Picture a guy from Boston who encompasses everything you know or think you know about guys from Boston. That’s Dan. You’re picturing Dan right now. I used to work with him at a guitar shop when I was in college. One morning before opening the store, a rep for Jackson guitars gave a product demo and Dan skipped it. Later the rep approached him and said, “I noticed you weren’t at the training today, here’s my card if you have any questions about Jackson guitars.” Dan slid the guy’s business card back to him and said, “Yeah I don’t sell those pointy fuckin’ guitahs.” The guy asked why. “You don’t have to fight ‘em, so there’s no tone. Plus, you know, just fuckin’ look at ‘em”.
Limitations engender creativity. Always have. Whether you feel limited by your lot in life; how others perceive you; or how many strings are on your pointy fuckin’ guitah, you’re going to be more prolific and create objectively better art if you embrace the limitations around you. This is particularly true in the studio where anyone can now buy a multitrack DAW with a zillion tracks for next to nothing.
I’m not going down the path of “brah, let’s just get an old 4 track cassette recorder and head to a cabin in the woods!” extreme. If you want to intentionally limit yourself like that, fine, but for better or worse you’re going to end up with something highly stylized. I’m more interested in discussing the perfect album.
Any engineer who’s been at it for 10+ years has known someone trying to make the perfect album.1 This is a record that takes between two and infinity years to make, and instead of not seeing the forest for the trees they’re not seeing the trees for individual blades of grass and tiny pellets of ladybug poop.2 Obviously the performances and recordings have to be on point, but when you have the options at your fingertips to redo everything an infinite amount of times an infinite amount of ways with an infinite amount of whatever3 (money; time; tracks; takes; friends; outboard gear…), what you wind up with is at best Steely Dan, at worst Chinese Democracy. While I can appreciate the artistry and detail that went into records like that — no way do I connect with them on an emotional level.
So try and get stuff live off the floor and see what happens.
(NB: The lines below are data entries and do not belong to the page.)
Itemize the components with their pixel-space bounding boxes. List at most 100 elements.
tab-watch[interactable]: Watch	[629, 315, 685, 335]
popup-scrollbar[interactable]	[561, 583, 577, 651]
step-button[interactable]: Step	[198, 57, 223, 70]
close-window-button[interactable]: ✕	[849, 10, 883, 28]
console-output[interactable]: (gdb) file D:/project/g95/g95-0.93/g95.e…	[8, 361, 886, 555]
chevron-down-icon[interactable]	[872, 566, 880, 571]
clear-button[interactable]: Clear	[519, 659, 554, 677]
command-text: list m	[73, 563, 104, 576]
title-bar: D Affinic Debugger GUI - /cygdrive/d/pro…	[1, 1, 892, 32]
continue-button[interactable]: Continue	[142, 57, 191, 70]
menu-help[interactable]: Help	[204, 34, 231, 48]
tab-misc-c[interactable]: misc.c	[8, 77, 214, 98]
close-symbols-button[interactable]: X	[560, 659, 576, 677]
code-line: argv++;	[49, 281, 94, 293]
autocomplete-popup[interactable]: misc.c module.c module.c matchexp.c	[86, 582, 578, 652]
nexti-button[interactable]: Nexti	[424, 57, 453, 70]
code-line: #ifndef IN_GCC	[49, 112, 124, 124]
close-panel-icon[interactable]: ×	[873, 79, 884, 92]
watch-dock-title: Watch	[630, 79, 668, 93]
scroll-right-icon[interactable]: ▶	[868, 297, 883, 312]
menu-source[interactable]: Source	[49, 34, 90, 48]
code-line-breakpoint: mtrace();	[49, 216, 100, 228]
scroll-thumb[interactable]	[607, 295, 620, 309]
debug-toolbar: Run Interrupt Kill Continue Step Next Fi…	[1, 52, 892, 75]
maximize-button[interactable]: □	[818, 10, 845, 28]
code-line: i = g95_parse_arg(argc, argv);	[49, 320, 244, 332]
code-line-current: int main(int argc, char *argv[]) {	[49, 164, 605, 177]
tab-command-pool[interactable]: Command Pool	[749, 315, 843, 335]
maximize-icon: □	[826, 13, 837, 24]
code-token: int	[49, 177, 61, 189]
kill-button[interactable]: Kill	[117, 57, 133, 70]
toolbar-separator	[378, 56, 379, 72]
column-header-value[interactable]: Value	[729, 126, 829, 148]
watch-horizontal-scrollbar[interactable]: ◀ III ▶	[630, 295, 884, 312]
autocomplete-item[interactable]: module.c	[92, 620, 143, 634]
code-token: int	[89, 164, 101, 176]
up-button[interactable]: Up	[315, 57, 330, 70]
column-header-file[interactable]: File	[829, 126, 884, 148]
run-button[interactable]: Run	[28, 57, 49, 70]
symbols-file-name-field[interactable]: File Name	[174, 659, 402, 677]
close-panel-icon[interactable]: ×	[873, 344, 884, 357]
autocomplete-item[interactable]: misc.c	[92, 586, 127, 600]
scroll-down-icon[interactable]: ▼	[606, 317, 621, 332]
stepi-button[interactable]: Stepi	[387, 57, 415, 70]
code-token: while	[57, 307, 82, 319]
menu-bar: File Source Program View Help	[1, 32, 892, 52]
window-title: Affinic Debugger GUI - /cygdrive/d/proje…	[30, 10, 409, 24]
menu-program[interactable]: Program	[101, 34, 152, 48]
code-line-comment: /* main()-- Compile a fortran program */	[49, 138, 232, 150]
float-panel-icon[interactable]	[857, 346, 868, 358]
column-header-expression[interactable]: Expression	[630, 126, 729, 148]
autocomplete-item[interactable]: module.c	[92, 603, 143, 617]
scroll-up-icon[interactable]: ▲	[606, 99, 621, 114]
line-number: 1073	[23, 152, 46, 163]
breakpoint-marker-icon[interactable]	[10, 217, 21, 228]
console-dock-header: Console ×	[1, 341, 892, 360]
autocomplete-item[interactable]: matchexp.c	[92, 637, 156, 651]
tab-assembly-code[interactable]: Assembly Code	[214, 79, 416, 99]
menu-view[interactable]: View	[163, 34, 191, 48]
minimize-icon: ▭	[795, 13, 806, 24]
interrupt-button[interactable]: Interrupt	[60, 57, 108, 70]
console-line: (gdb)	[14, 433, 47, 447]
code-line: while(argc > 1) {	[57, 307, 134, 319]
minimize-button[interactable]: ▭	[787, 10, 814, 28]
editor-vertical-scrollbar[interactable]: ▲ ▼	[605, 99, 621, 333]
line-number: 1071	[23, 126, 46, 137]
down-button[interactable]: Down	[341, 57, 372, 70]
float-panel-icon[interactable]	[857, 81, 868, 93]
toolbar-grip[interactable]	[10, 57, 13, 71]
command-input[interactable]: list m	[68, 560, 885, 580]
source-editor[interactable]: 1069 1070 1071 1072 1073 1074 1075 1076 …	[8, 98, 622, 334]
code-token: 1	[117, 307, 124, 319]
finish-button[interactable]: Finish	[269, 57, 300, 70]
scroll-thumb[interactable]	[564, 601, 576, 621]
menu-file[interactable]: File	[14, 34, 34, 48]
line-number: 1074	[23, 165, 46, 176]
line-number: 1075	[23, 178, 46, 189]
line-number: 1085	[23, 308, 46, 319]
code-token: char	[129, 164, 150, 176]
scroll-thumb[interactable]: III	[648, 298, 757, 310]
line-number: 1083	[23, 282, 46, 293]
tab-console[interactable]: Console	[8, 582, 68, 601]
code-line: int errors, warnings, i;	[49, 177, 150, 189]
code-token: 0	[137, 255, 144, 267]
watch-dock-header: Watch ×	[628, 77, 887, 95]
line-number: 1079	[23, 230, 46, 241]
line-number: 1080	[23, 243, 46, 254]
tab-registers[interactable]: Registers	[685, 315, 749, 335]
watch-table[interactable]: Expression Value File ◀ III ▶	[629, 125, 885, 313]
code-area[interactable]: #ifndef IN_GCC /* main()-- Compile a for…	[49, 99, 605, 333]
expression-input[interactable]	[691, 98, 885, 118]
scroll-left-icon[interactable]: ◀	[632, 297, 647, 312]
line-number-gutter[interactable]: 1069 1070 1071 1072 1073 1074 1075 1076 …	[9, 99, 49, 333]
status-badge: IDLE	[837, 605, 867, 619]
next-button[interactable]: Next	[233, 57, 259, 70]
Audition an unfamiliar guitar rig and see how you respond to it. Use 4 mics on the drums.4 Print the reverb. Record drums outside. Chances are your first impression was spot on, and you don’t ever get that back. And when it’s done, it’s done. That’s who you were that day and tomorrow you’re someone new so why not own it and make more music. Maybe you made the perfect record, maybe you didn’t. Who cares. A Love Supreme was recorded in one day. Oh Comely was a scratch vocal. Sgt Pepper’s and Pet Sounds were recorded on 4 tracks. The point is this: by allowing yourself to get bogged down in options, redoing and reworking things, you can wind up cheating yourself out of what comes next.
1 I’m going to keep italicizing that because it pleases me. Perfect album. Hehe. See?
2 Yup, they poop. I looked it up.
3 Rick & Morty, S1E6 18:23
4 But not that Glyn Johns thing you read about in Tape Op or Gearslutz. Seriously.